Proposition 30, a Sales and Income Tax Increase Initiative

WHAT WILL IT COST?

  • It raises California’s sales tax to 7.5% from 7.25% .  When combined with your  local sales tax, most of  Alameda County will see the sales tax paid on purchases increase from 8.75 %  to 9.00%. The two highest sales tax cities in San Joaquin county (Tracy and Manteca) will see an increase from 8.25 % to 8.5%
  • Additionally, it raises income tax rate for those taxable incomes exceeding $250,000 – roughly the top 3% of California tax payers. Our current income tax rate for these high-income tax brackets ranges from 9.3% to 10/3%. The tax rate range after the increase will be from 10.3% to 13.3% RETRO – Operative as of January 1, 2012.
  • This increase will be in effect for the next 7 years.
  • The expected revenue from this tax is anywhere from $6.8 billion to $9 billion of which 85% of the money will go to to K–12 schools and 11% to community colleges.

HOW CAN SCHOOLS SPEND THIS MONEY?

  • This measure takes funds away from state control and places them in special accounts that are exclusively dedicated to schools and local public safety. The only stipulation is that only a minimal amount can used for administrative costs. Outside of that, it’s completely up to the local schools’ governing boards discretion for how funds are to be spent.

Proposition 38  – Our children, Our future: Local Schools and Early Education Investment and Bond Debt Reduction Act. 

WHAT WILL IT COST?

  • It raises  CA State income tax for most Californians.  Any one who has annual  earnings over $7,316 will pay more in State income taxes  using sliding scale from .4% for lowest individual earners to 2.2%.  You will pay this  increased  tax rate on your earnings using a sliding scale for the next twelve years (until 2024).
  • The expected revenue from this tax is about $10 billion a year.

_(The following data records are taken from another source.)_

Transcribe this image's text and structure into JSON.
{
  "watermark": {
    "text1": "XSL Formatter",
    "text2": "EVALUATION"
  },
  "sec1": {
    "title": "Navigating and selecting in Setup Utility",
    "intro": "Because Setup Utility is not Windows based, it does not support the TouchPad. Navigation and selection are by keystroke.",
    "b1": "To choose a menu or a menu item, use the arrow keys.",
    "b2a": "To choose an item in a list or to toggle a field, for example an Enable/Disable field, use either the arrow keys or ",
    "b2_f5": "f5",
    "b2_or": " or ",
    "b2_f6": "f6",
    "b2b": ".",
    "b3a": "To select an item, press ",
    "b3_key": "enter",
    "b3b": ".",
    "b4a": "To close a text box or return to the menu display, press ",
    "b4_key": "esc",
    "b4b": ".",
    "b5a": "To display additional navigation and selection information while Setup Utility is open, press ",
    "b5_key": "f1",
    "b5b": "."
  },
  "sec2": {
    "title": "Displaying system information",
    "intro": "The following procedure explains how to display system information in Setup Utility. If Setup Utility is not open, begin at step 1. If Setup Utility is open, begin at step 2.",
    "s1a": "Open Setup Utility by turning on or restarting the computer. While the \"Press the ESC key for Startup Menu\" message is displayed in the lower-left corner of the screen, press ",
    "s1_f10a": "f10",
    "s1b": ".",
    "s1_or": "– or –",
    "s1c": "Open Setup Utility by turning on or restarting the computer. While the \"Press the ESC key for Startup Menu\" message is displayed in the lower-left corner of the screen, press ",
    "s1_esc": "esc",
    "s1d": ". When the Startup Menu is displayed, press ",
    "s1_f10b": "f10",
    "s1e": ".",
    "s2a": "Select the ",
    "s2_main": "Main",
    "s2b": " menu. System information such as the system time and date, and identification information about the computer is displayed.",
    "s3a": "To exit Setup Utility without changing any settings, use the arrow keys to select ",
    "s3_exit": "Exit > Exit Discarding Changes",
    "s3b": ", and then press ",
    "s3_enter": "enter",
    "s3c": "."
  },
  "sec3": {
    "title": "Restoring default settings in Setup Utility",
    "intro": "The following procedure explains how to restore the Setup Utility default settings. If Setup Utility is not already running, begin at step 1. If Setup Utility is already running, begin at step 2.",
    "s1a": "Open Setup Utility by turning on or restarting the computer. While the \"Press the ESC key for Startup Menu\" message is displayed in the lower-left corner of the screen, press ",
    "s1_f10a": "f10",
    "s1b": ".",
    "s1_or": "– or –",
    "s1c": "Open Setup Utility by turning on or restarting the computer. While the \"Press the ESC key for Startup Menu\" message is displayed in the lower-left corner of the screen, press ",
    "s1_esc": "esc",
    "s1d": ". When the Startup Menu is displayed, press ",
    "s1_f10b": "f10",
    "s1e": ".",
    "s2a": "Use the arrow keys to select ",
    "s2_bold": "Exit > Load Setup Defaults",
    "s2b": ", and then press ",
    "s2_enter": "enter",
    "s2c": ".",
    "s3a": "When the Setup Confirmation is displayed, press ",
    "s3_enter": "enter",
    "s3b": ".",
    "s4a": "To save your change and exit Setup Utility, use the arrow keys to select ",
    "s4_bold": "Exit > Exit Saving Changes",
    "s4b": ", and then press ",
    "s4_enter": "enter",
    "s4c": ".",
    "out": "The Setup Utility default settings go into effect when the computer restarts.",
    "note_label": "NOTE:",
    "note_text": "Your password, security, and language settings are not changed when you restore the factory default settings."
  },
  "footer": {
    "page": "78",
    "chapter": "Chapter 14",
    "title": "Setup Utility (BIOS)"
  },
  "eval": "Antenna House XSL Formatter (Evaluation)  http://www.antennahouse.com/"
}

HOW CAN SCHOOLS SPEND THIS MONEY?

  • For the first 4 years it allocates 60% of revenues to K–12 schools, 30% to repaying state debt, and 10% to early childhood programs. Thereafter, allocates 85% of revenues to K–12 schools, 15% to early childhood programs. Schools will be required to spend the money on a per-pupil basis, subject to local control – This act requires that decisions about how best to use new funds to improve our schools must be made not in Sacramento, but locally, with respect for the voices of parents, teachers, other school staff, and community members. It requires local school boards to work with parents, teachers, other school staff, and community members to decide what is most needed at each particular school. It  holds local school boards accountable for how they spend new taxpayer money, as they will be required to explain how expenditures will improve educational outcomes and how they propose to determine whether the expenditures were successful. They will be required to report back on what results were achieved so that parents, teachers, and the community will know whether their money is being used wisely. This act limits what schools can spend from these new funds on administrative costs to no more than 1 percent and ensures schools may not use these new funds to increase salaries and benefits.